07 August, 2006

The Internet

The Internet is a massive load of crap. Well, to be more specific, companies that try to provide customers with Internet-based services do so in such a crap way, it's obvious that they're designed and developed by expensive, professional companies that know what they want to the extent of ignoring what's useful to its end users.

I entered my details into NatWest’s site three times to apply for Internet banking, in both Firefox and Internet Explorer. “There’s something wrong with your data,” it says. What a crap message that is. “There’s something wrong, and we’re going to blame you, but we're not going to tell you what the problem is.” It’s not my bloody information – which you keep referring to as data (I’m thinking of complaining about this) – that’s at fault, it’s you. I’m just the person entering his personal details, which he’s had for a very long time and knows that they’re just fine, thank you very much.

Of course, it is for reasons of security that they don’t tell you why your “data” are “wrong”. Yet get this: After the third attempt, they invite you to print out your details and send them to an address that bears the words, “Online Banking.” Oh, great.

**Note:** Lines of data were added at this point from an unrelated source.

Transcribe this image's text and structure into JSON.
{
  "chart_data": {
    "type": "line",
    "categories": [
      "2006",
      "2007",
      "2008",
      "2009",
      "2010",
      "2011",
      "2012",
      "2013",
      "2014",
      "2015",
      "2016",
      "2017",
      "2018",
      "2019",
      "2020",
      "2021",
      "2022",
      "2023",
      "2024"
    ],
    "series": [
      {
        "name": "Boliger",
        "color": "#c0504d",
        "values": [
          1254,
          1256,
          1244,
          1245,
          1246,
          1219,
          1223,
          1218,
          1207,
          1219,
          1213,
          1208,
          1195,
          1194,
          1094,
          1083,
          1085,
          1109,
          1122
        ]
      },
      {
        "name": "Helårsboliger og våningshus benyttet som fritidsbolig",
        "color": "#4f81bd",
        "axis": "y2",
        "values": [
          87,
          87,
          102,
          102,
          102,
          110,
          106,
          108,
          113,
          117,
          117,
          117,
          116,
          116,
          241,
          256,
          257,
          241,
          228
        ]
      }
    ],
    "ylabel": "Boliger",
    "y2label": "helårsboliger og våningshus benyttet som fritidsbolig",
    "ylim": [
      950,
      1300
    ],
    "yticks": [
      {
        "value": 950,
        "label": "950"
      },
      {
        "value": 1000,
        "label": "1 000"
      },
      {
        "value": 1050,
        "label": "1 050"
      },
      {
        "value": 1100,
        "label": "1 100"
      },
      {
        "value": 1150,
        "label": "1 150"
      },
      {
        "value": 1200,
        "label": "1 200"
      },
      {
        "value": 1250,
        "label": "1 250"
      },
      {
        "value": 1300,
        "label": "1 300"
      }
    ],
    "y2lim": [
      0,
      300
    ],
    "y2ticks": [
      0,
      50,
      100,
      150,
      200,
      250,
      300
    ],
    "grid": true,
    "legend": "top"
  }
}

So I have to post an envelope advertising that it has banking details in it to an anonymous postal worker who, purely on the basis that he/she works for the Post Office, I'm supposed to be able to trust. Even worse, the enclosed banking details include sort code, account number, security number, full name and date of birth.

I decided to go the whole hog and send it in a Company envelope. If the thief already knows my personal and full bank details, he may as well know where I work while he's at it.

And Yahoo! is just as crap. It’s just one of the many examples of how a company panics when it realises (far too late) that it’s out of date, and throws huge amounts of time and money at trying, and failing, to improve its service*. The only result in the case of Yahoo! is that the user interface it has provided, the all-new Yahoo! Mail Beta, is overloaded with detail and functionality. And, of course, it’s horrendously slow.

Why is it that the more mature a company gets, the more immature it acts?


* See tomorrow's post.

2 comments:

Richi said...

This blog ends up with the point about immaturity of companies, and this is a rant I have been letting form for quite some time. I would like to see one on this blog too.
It is hard to say for sure what is cause and what is effect, but all of society is becoming more immature, and the message is simple: don't bother growing up, don't bother being intelligent.

When we were small, and everyone before us, text books were black and white and banking and insurance was grey and dealt with by dusty old men. Now we have an obscene illusion: insurance and banking are cool and young, just like everything. Text books use cool speak and stupid cartoon characters that should be unsuitable for infants, not sixth formers. The repeated message is: we will come down to your level, a retarded, childish level we will assume your mind works at...we will not present facts seriously and let you grow up if you want to get an education.
It is about desperately trying to fudge education results and hiding the level of dumbing down behind a funny bi-concave mirror so they look as though they get better. If you got A-level physics in the past 7 years, you wont know what a bi-concave mirror is.
If you tell people not to grow up, you tell people to be dependent on others, and have no ambition; drift into a worthless, opportunity-free degree and go on to benefit. If you aren't already a criminal.

Richi said...

Please also write a blog on the use of "sexy" images to promote everything, especially when it is inappropriate.